In einer Glasbeschichtungsanlage zeigt sich ein unregelmäßiges Wärmeprofil schnell – es entstehen Trübungen, Spannungen an den Rändern sowie Probleme mit der Haftung des Beschichtungsmaterials. Dadurch werden gute Glasplatten zu Schrott. Wir haben einen Modul zur gleichmäßigen Trocknung der Beschichtung entwickelt, um dieses Problem bereits im Ansatz zu verhindern. Das Prinzip ist ein stabiles, gleichmäßiges Wärmefeld – dadurch trocknet die gesamte Oberfläche in derselben Geschwindigkeit, egal ob das Glas 2 mm oder 12 mm dick ist und egal ob es sich um eine dicke dekorative Schicht oder um eine dünne Funktionsschicht handelt.
Was wirklich wichtig ist:
Das Modul verwendet kurzwellige Infrarotelemente, die in einem bestimmten Muster angeordnet sind.

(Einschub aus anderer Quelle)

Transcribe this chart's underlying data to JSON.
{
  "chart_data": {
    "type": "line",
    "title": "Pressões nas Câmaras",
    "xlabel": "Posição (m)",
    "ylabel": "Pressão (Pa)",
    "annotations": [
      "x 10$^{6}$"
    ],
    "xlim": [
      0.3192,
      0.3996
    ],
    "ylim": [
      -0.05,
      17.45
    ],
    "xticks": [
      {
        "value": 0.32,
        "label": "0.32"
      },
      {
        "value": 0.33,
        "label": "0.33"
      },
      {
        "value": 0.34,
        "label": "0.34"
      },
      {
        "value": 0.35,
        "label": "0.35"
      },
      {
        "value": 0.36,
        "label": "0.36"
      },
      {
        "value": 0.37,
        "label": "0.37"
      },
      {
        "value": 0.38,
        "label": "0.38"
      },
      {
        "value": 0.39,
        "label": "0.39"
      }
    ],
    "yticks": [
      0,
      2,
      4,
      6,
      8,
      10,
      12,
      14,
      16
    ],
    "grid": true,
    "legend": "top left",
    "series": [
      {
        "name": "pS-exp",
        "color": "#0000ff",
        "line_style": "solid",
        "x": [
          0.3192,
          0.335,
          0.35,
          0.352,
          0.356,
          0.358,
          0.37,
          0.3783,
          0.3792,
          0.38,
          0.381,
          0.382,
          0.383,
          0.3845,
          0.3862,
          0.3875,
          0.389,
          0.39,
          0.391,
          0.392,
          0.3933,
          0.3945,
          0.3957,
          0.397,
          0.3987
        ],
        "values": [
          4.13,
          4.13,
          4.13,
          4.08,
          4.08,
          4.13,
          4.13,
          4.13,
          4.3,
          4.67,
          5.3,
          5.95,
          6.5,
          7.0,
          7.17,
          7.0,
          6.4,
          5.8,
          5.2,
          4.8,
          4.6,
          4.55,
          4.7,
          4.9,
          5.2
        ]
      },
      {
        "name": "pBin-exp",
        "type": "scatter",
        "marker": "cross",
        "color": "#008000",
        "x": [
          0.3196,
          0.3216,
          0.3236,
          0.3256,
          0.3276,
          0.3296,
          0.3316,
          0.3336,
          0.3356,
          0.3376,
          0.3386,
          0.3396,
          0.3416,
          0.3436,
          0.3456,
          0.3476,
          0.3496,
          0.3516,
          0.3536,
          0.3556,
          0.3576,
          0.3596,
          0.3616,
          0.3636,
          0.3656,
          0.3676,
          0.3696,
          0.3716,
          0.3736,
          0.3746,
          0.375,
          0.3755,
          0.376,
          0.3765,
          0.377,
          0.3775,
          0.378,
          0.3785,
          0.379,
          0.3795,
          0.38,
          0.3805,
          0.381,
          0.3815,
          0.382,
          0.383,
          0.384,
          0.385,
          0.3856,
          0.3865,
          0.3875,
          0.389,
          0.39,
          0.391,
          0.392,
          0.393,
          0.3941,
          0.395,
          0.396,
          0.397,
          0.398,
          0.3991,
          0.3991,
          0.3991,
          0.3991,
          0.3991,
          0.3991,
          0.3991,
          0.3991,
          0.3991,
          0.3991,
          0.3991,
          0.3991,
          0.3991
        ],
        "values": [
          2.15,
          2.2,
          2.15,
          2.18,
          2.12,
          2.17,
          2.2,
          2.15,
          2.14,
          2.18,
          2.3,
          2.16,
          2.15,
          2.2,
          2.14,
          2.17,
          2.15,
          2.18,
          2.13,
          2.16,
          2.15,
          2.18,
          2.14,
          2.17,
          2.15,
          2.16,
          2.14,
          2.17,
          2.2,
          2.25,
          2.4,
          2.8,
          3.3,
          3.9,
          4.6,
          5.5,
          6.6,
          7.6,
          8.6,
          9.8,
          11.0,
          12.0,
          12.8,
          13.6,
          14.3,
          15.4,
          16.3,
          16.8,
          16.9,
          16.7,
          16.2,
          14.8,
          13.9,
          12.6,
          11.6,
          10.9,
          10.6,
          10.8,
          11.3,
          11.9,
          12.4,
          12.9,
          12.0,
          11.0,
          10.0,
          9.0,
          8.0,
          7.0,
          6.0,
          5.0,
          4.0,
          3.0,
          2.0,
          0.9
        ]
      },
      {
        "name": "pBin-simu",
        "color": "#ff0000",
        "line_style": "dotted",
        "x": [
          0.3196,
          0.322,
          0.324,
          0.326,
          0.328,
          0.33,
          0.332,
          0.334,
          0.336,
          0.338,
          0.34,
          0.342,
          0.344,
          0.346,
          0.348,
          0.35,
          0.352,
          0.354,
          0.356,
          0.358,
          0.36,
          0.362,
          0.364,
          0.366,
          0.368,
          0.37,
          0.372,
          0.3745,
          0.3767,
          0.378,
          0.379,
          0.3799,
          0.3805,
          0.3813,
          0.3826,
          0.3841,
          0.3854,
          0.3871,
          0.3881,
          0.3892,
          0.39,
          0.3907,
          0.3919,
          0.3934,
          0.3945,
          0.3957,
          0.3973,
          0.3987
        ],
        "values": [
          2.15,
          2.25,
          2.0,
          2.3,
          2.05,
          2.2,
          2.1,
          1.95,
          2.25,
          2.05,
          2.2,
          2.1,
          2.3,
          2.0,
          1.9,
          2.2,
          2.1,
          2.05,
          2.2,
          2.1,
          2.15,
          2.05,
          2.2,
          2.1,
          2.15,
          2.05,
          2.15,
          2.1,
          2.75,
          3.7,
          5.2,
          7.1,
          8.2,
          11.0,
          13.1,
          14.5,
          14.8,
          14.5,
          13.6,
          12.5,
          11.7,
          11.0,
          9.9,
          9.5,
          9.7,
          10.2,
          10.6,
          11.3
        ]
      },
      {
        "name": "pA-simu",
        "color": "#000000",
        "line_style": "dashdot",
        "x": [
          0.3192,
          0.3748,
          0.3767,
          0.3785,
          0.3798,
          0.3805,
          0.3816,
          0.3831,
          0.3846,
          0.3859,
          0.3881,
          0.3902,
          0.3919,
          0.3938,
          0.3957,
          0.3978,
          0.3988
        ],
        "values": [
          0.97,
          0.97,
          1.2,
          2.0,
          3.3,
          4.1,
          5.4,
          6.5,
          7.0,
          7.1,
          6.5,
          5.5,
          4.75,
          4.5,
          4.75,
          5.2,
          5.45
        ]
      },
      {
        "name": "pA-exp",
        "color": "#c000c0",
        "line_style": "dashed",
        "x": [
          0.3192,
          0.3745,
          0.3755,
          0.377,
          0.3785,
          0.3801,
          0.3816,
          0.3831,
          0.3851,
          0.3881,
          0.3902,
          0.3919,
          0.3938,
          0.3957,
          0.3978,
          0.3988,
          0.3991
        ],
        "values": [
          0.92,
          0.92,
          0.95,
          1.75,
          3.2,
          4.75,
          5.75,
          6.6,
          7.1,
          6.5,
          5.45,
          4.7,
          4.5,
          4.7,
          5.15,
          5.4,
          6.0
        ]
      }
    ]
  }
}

Dadurch wird eine gezielte, Richtungsgesteuerte Wärme erzeugt, wobei Konvektionseffekte minimiert werden. Dadurch entsteht eine gleichmäßige Wärmeverteilung über die gesamte Breite des Glases – die Temperaturunterschiede bleiben gering. Die Reaktionszeit ist ausreichend schnell, um mit der Bewegung des Transportsystems Schritt zu halten. Dadurch wird die Zeit, die für die Trocknung benötigt wird, minimiert. Die Leistung des Moduls ist für industrielle Anwendungen ausgelegt. Der Gehäuse ist außerdem für die gleichen extremen Bedingungen geeignet wie die Anlagen zur Glasveredelung: Hitze, Staub und kontinuierliche Betriebszyklen.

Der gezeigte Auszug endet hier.